The IT giant also reminds us how companies can use this data. Big Data can be used to adapting its products and services to the needs of consumers, to optimize operations and infrastructure, or to find new sources of revenue. The Californian firm thus unveils 4.4 million jobs related to Big Data were created worldwide in 2015, of which 1.9 million in the United States.
The four V’s
To understand Big Data, IBM synthesizes this phenomenon by four major specificities: the 4 Vs. Volume, Variety, Velocity and Truthfulness.
Volume is the main characteristic of Big Data. Indeed, the term is taken directly from the huge amount of data generated on a daily basis. According to IBM, an average of 2.5 quintillion bytes of data are created every day, about 2.3 trillion gigabytes.
From year to year, the amount of data increases considerably. Over the whole year 2020, 40 zettabytes of data will be created, 43 trillion gigabytes. This is an amount 300 times more important than in 2005.
These data come from both businesses and individuals. In the U.S., most firms have at least 100 terabytes of datas, or about 100,000 gigabytes stored in their storage systems. In addition, out of 7 billion people, 6 billion currently own a mobile phone.
Beyond simple quantity, these data are also more diverse than ever. This phenomenon is linked to the diversification of Internet and digital uses. The origin of the data, its format, but also the domain to which they are linked are experiencing unprecedented variety.
In 2011, there were already 150 exabytes, or 161 billion gigabytes, of data health-related. In 2014, data from about 420 million connected objects such as activity trackers and other wireless devices for analyzing a user’s health status.
The various social networks also generate a huge amount of data. Every month, 30 billion publications are shared on Facebook. On Tweeter, the 200 million users assets are sending out about 400 million tweets a day. Similarly, the 4 billion hours of video viewed monthly on YouTube also represent a new form of unstructured data.
Data is also collected more quickly, as it is now received as a stream. To illustrate this acceleration, some now speak of Fast Data as the next step after mastering Big Data.
For example, IBM takes the example of modern cars, equipped on average with 100 sensors capable of measuring fuel level, tire pressure and many other data in real time. The phenomenon is also illustrated by the example of the New York Stock Exchange, which records approximately 1 terabyte of data during each session.
Every activity carried out on the internet is now tracked with precision, thanks to a total of 18.9 billion network connections in the world, about 2.5 for every person on Earth. The Internet has never been faster.
The truthfulness, the accuracy of the data remains the main challenge of Big Data today. At present, these data are not yet sufficiently mastered, and the accuracy of the analyses is affected.

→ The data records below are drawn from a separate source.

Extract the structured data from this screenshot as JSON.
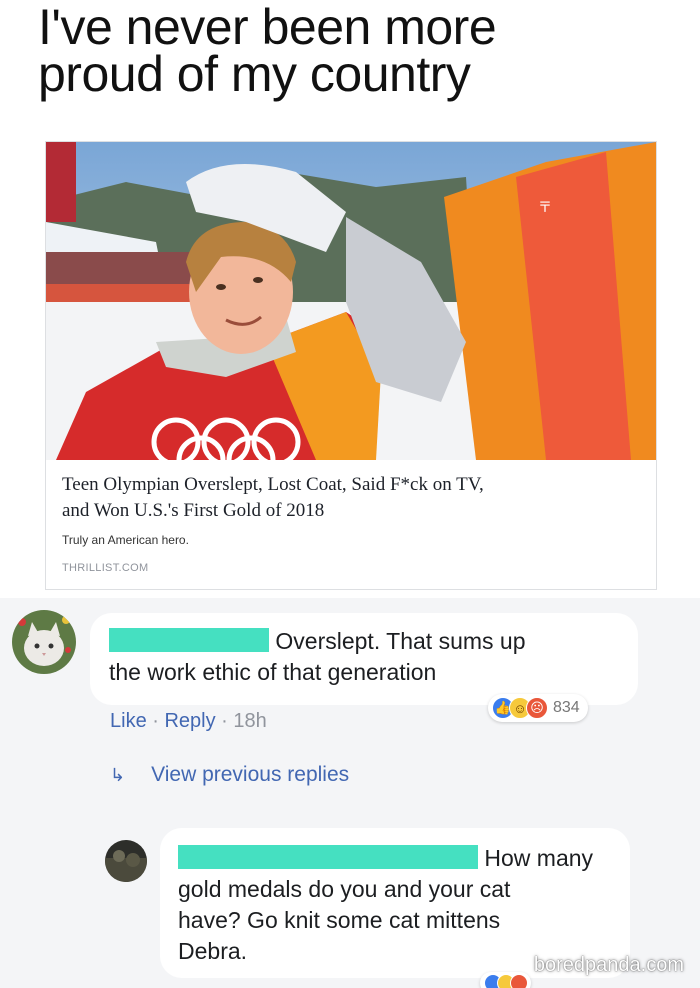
{
  "meme": {
    "title_line1": "I've never been more",
    "title_line2": "proud of my country"
  },
  "link_preview": {
    "headline_line1": "Teen Olympian Overslept, Lost Coat, Said F*ck on TV,",
    "headline_line2": "and Won U.S.'s First Gold of 2018",
    "description": "Truly an American hero.",
    "source": "THRILLIST.COM"
  },
  "comment1": {
    "text_line1": "Overslept. That sums up",
    "text_line2": "the work ethic of that generation",
    "actions": {
      "like": "Like",
      "separator1": " · ",
      "reply": "Reply",
      "separator2": " · ",
      "time": "18h"
    },
    "reactions": {
      "icons": [
        "like-icon",
        "haha-icon",
        "angry-icon"
      ],
      "count": "834"
    }
  },
  "view_previous_replies": "View previous replies",
  "reply1": {
    "text_line1": "How many",
    "text_line2": "gold medals do you and your cat",
    "text_line3": "have? Go knit some cat mittens",
    "text_line4": "Debra."
  },
  "watermark": "boredpanda.com",
  "colors": {
    "link_blue": "#4267b2",
    "redaction": "#45e0c1",
    "comments_bg": "#f4f5f7"
  }
}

For example, in a survey conducted by IBM, 27% of companies interviewees admit to being unsure of the accuracy of the data they collect. Similarly, one in three business leaders use data to make decisions, but are not very confident. This lack of data accuracy and quality costs about 3.1 trillion of dollars per year to United States.
In conclusion, Big Data is characterized by the volume, variety, and speed of the data. The truthfulness of the data remains a major issueThe European Union is a major player in the field of innovation, both in economic terms and as a driver for innovation within companies.